In prior studies, we described the differential organization of corticostriatal and thalamostriatal inputs to the spines of direct pathway (dSPNs) and indirect pathway striatal projection neurons (iSPNs) of the matrix compartment. In the present electron microscopic (EM) analysis, we have refined understanding of the relative amounts of cortical axospinous vs. axodendritic input to the two types of SPNs. Of note, we found that individual dSPNs receive about twice as many axospinous synaptic terminals from IT-type (intratelencephalically projecting) cortical neurons as they do from PT-type (pyramidal tract projecting) cortical neurons. We also found that PT-type axospinous synaptic terminals were about 1.5 times as common on individual iSPNs as IT-type axospinous synaptic terminals. Overall, a higher percentage of IT-type terminals contacted dSPN than iSPN spines, while a higher percentage of PT-type terminals contacted iSPN than dSPN spines. Notably, IT-type axospinous synaptic terminals were significantly larger on iSPN spines than on dSPN spines. By contrast to axospinous input, the axodendritic PT-type input to dSPNs was more substantial than that to iSPNs, and the axodendritic IT-type input appeared to be meager and comparable for both SPN types. The prominent axodendritic PT-type input to dSPNs may accentuate their PT-type responsiveness, and the large size of axospinous IT-type terminals on iSPNs may accentuate their IT-type responsiveness. Using transneuronal labeling with rabies virus to selectively label the cortical neurons with direct input to the dSPNs projecting to the substantia nigra pars reticulata, we found that the input predominantly arose from neurons in the upper layers of motor cortices, in which IT-type perikarya predominate. The differential cortical input to SPNs is likely to play key roles in motor control and motor learning.

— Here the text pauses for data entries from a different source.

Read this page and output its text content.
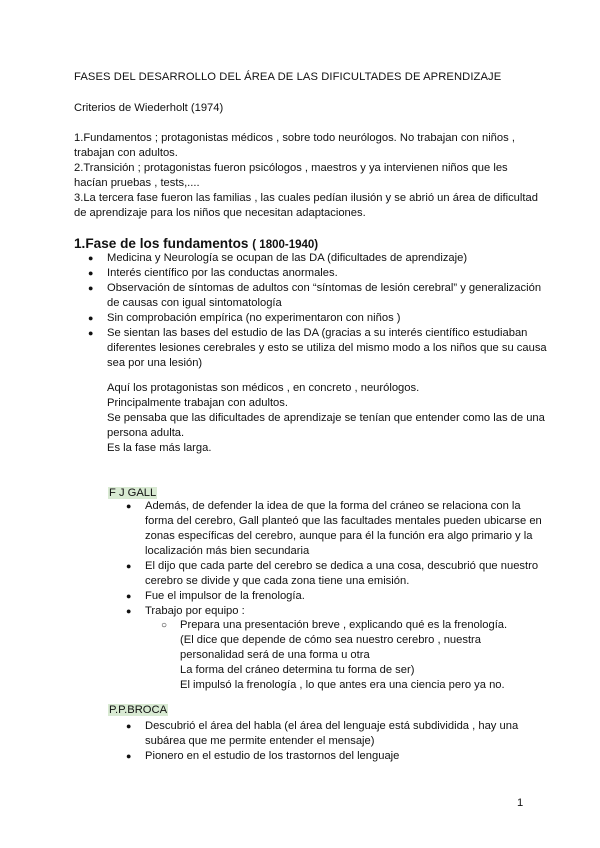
FASES DEL DESARROLLO DEL ÁREA DE LAS DIFICULTADES DE APRENDIZAJE

Criterios de Wiederholt (1974)

1.Fundamentos ; protagonistas médicos , sobre todo neurólogos. No trabajan con niños , trabajan con adultos.

2.Transición ; protagonistas fueron psicólogos , maestros y ya intervienen niños que les hacían pruebas , tests,....

3.La tercera fase fueron las familias , las cuales pedían ilusión y se abrió un área de dificultad de aprendizaje para los niños que necesitan adaptaciones.

1.Fase de los fundamentos ( 1800-1940)
● Medicina y Neurología se ocupan de las DA (dificultades de aprendizaje)
● Interés científico por las conductas anormales.
● Observación de síntomas de adultos con “síntomas de lesión cerebral” y generalización de causas con igual sintomatología
● Sin comprobación empírica (no experimentaron con niños )
● Se sientan las bases del estudio de las DA (gracias a su interés científico estudiaban diferentes lesiones cerebrales y esto se utiliza del mismo modo a los niños que su causa sea por una lesión)

Aquí los protagonistas son médicos , en concreto , neurólogos.

Principalmente trabajan con adultos.

Se pensaba que las dificultades de aprendizaje se tenían que entender como las de una persona adulta.

Es la fase más larga.

F J GALL

● Además, de defender la idea de que la forma del cráneo se relaciona con la forma del cerebro, Gall planteó que las facultades mentales pueden ubicarse en zonas específicas del cerebro, aunque para él la función era algo primario y la localización más bien secundaria
● El dijo que cada parte del cerebro se dedica a una cosa, descubrió que nuestro cerebro se divide y que cada zona tiene una emisión.
● Fue el impulsor de la frenología.
● Trabajo por equipo :
○ Prepara una presentación breve , explicando qué es la frenología.

(El dice que depende de cómo sea nuestro cerebro , nuestra personalidad será de una forma u otra

La forma del cráneo determina tu forma de ser)

El impulsó la frenología , lo que antes era una ciencia pero ya no.

P.P.BROCA

● Descubrió el área del habla (el área del lenguaje está subdividida , hay una subárea que me permite entender el mensaje)
● Pionero en el estudio de los trastornos del lenguaje

1
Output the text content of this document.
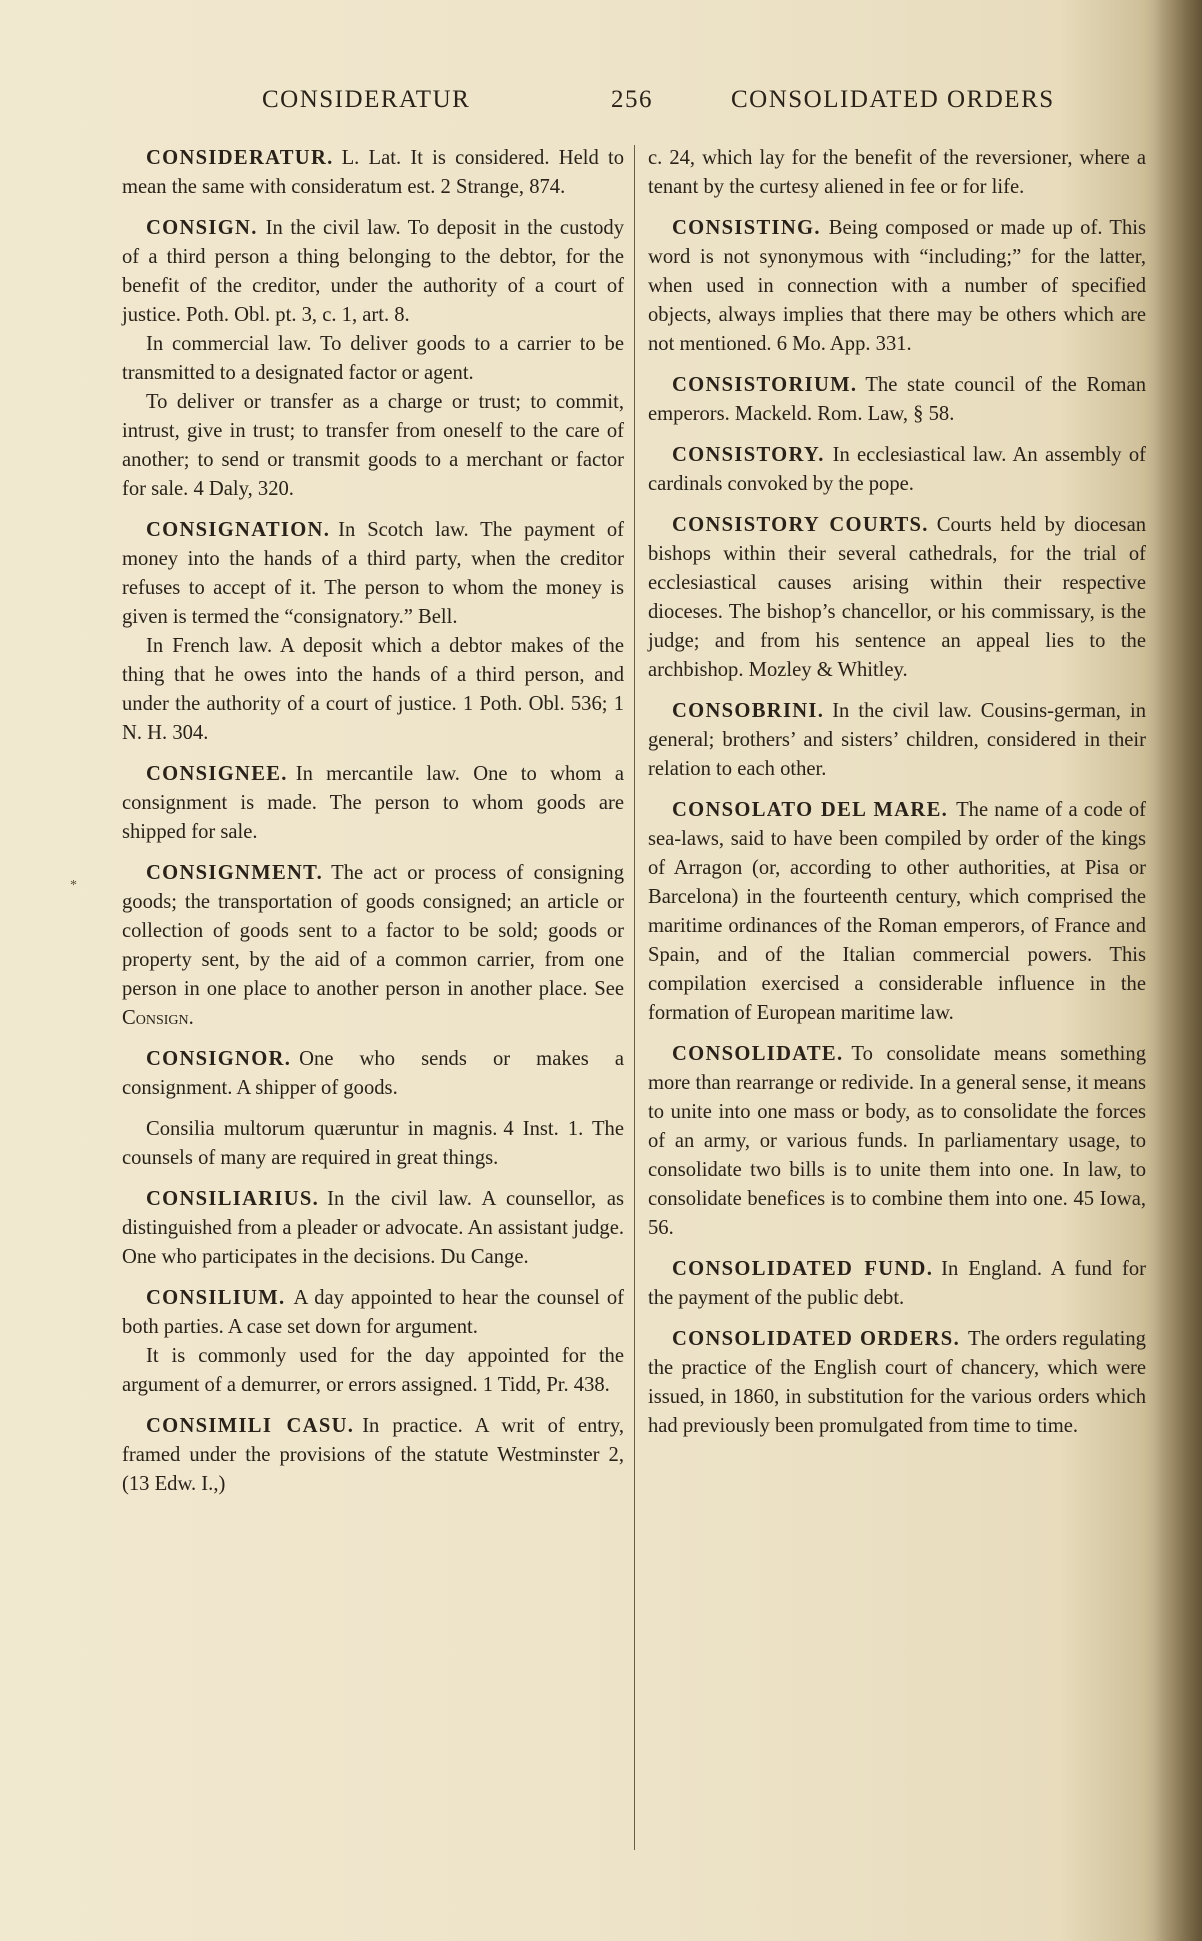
CONSIDERATUR	256	CONSOLIDATED ORDERS
*

CONSIDERATUR. L. Lat. It is considered. Held to mean the same with consideratum est. 2 Strange, 874.

CONSIGN. In the civil law. To deposit in the custody of a third person a thing belonging to the debtor, for the benefit of the creditor, under the authority of a court of justice. Poth. Obl. pt. 3, c. 1, art. 8.

In commercial law. To deliver goods to a carrier to be transmitted to a designated factor or agent.

To deliver or transfer as a charge or trust; to commit, intrust, give in trust; to transfer from oneself to the care of another; to send or transmit goods to a merchant or factor for sale. 4 Daly, 320.

CONSIGNATION. In Scotch law. The payment of money into the hands of a third party, when the creditor refuses to accept of it. The person to whom the money is given is termed the “consignatory.” Bell.

In French law. A deposit which a debtor makes of the thing that he owes into the hands of a third person, and under the authority of a court of justice. 1 Poth. Obl. 536; 1 N. H. 304.

CONSIGNEE. In mercantile law. One to whom a consignment is made. The person to whom goods are shipped for sale.

CONSIGNMENT. The act or process of consigning goods; the transportation of goods consigned; an article or collection of goods sent to a factor to be sold; goods or property sent, by the aid of a common carrier, from one person in one place to another person in another place. See Consign.

CONSIGNOR. One who sends or makes a consignment. A shipper of goods.

Consilia multorum quæruntur in magnis. 4 Inst. 1. The counsels of many are required in great things.

CONSILIARIUS. In the civil law. A counsellor, as distinguished from a pleader or advocate. An assistant judge. One who participates in the decisions. Du Cange.

CONSILIUM. A day appointed to hear the counsel of both parties. A case set down for argument.

It is commonly used for the day appointed for the argument of a demurrer, or errors assigned. 1 Tidd, Pr. 438.

CONSIMILI CASU. In practice. A writ of entry, framed under the provisions of the statute Westminster 2, (13 Edw. I.,)

c. 24, which lay for the benefit of the reversioner, where a tenant by the curtesy aliened in fee or for life.

CONSISTING. Being composed or made up of. This word is not synonymous with “including;” for the latter, when used in connection with a number of specified objects, always implies that there may be others which are not mentioned. 6 Mo. App. 331.

CONSISTORIUM. The state council of the Roman emperors. Mackeld. Rom. Law, § 58.

CONSISTORY. In ecclesiastical law. An assembly of cardinals convoked by the pope.

CONSISTORY COURTS. Courts held by diocesan bishops within their several cathedrals, for the trial of ecclesiastical causes arising within their respective dioceses. The bishop’s chancellor, or his commissary, is the judge; and from his sentence an appeal lies to the archbishop. Mozley & Whitley.

CONSOBRINI. In the civil law. Cousins-german, in general; brothers’ and sisters’ children, considered in their relation to each other.

CONSOLATO DEL MARE. The name of a code of sea-laws, said to have been compiled by order of the kings of Arragon (or, according to other authorities, at Pisa or Barcelona) in the fourteenth century, which comprised the maritime ordinances of the Roman emperors, of France and Spain, and of the Italian commercial powers. This compilation exercised a considerable influence in the formation of European maritime law.

CONSOLIDATE. To consolidate means something more than rearrange or redivide. In a general sense, it means to unite into one mass or body, as to consolidate the forces of an army, or various funds. In parliamentary usage, to consolidate two bills is to unite them into one. In law, to consolidate benefices is to combine them into one. 45 Iowa, 56.

CONSOLIDATED FUND. In England. A fund for the payment of the public debt.

CONSOLIDATED ORDERS. The orders regulating the practice of the English court of chancery, which were issued, in 1860, in substitution for the various orders which had previously been promulgated from time to time.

在先前的研究中,我们描述了皮质纹状体和丘脑纹状体输入到基质区直接通路(dSPNs)和间接通路纹状体投射神经元(iSPNs)棘突的差异组织。在目前的电子显微镜(EM)分析中,我们对两种类型的SPNs的皮质轴棘突输入与轴树突输入的相对量有了更精确的理解。值得注意的是,我们发现单个dSPNs从IT型(脑内投射)皮质神经元接收的轴棘突突触终末数量大约是从PT型(锥体束投射)皮质神经元接收的两倍。我们还发现,PT型轴棘突突触终末在单个iSPNs上的数量大约是IT型轴棘突突触终末的1.5倍。总体而言,与iSPN棘突相比,接触dSPN的IT型终末百分比更高,而与dSPN棘突相比,接触iSPN的PT型终末百分比更高。值得注意的是,IT型轴棘突突触终末在iSPN棘突上比在dSPN棘突上显著更大。与轴棘突输入相反,dSPNs的轴树突PT型输入比iSPNs的更丰富,并且轴树突IT型输入似乎很少,且在两种类型的SPNs中相当。dSPNs突出的轴树突PT型输入可能会增强它们的PT型反应性,而iSPNs上轴棘突IT型终末的大尺寸可能会增强它们的IT型反应性。使用狂犬病病毒进行跨神经元标记,以选择性标记直接输入到投射到黑质网状部的dSPNs的皮质神经元,我们发现输入主要来自运动皮质上层的神经元,其中IT型胞体占主导。SPNs的皮质输入差异可能在运动控制和运动学习中起关键作用。